Bundespatentgericht:
Urteil vom 20. April 2004
Aktenzeichen: 3 Ni 46/02

(BPatG: Urteil v. 20.04.2004, Az.: 3 Ni 46/02)

Tenor

Das europäische Patent 0 331 207 wird mit Wirkung für das Hoheitsgebiet der Bundesrepublik Deutschland für nichtig erklärt.

Die Beklagte trägt die Kosten des Rechtsstreits.

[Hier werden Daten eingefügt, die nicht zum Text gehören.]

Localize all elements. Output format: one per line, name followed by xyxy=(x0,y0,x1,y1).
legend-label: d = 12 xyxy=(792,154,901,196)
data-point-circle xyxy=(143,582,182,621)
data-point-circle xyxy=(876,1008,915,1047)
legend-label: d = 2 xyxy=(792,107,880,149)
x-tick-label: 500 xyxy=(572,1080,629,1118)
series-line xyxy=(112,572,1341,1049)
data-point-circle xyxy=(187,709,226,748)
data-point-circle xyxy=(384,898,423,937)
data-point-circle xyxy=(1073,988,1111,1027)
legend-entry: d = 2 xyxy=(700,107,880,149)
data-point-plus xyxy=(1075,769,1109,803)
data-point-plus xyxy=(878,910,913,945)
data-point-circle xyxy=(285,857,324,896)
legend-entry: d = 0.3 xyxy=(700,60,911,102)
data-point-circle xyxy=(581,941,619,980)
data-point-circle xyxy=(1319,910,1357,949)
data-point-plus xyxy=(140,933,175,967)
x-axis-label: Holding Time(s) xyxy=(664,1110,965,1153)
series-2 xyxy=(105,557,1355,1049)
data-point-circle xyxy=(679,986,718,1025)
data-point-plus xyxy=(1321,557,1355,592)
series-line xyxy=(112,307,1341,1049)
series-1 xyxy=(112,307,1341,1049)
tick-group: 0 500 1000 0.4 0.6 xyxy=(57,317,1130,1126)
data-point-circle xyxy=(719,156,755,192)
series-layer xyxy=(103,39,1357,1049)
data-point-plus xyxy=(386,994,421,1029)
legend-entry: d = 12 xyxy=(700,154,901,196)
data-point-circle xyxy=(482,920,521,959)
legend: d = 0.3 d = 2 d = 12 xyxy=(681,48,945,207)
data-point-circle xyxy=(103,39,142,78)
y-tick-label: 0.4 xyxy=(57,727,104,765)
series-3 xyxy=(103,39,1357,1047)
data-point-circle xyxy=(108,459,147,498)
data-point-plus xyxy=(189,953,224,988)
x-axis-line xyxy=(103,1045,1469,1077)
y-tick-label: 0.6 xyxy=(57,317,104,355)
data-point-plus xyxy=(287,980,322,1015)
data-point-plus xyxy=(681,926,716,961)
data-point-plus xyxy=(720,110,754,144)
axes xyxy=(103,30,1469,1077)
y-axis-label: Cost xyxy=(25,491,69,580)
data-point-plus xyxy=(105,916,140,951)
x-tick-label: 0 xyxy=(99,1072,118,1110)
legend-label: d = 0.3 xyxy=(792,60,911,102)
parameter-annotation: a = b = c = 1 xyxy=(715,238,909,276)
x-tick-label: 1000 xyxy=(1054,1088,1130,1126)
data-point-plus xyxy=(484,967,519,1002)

Das Urteil ist gegen Sicherheitsleistung in Höhe von 120% des zu vollstreckenden Betrages vorläufig vollstreckbar.

Tatbestand

Die Beklagte ist eingetragene Inhaberin des am 17. März 1989 unter Inanspruchnahme der Priorität der deutschen Patentanmeldung DE 38 14 272 vom 27. April 1988 und der deutschen Patentanmeldung DE 39 02 171 vom 25. Januar 1989 angemeldeten und ua mit Wirkung für das Hoheitsgebiet der Bundesrepublik Deutschland erteilten europäischen Patentes EP 0 331 207 (Streitpatent), das vom Deutschen Patent- und Markenamt unter der Nummer 589 00 516 geführt wird. Das Streitpatent betrifft ein "Verfahren zum Pelletieren" und umfasst in der im europäischen Einspruchsverfahren aufrechterhaltenen Fassung (EP 0 331 207 B2) 8 Patentansprüche, von denen Patentanspruch 1 wie folgt lautet:

"1. Verfahren zum Pelletieren von Futtermitteln, bei dem das zu pelletierende Material oder Materialgemisch vor dem Pelletieren in einem Reaktionsbehälter bei erhöhter Temperatur konditioniert wird, wobei das Material im Reaktionsbehälter durch die Wirkung eines Förderelementes komprimiert wird, so dass sich am Austragsende des Reaktionsbehälters ein auf das Material oder Materialgemisch wirkender Arbeitsdruck einstellt, und wobei dieser auf diese Materialmenge wirkende Druck anschließend durch Entspannung auf einen verminderten, unterhalb dieses Drucks liegenden Entspannungsdruck abgesenkt wird, dadurch gekennzeichnet, dass das Konditionieren bei Temperaturen von bis zu 170¡C, insbesondere 150¡C durchgeführt wird, und dass das Pelletieren nach Entspannen auf Atmosphärendruck in einer Pelletpresse erfolgt."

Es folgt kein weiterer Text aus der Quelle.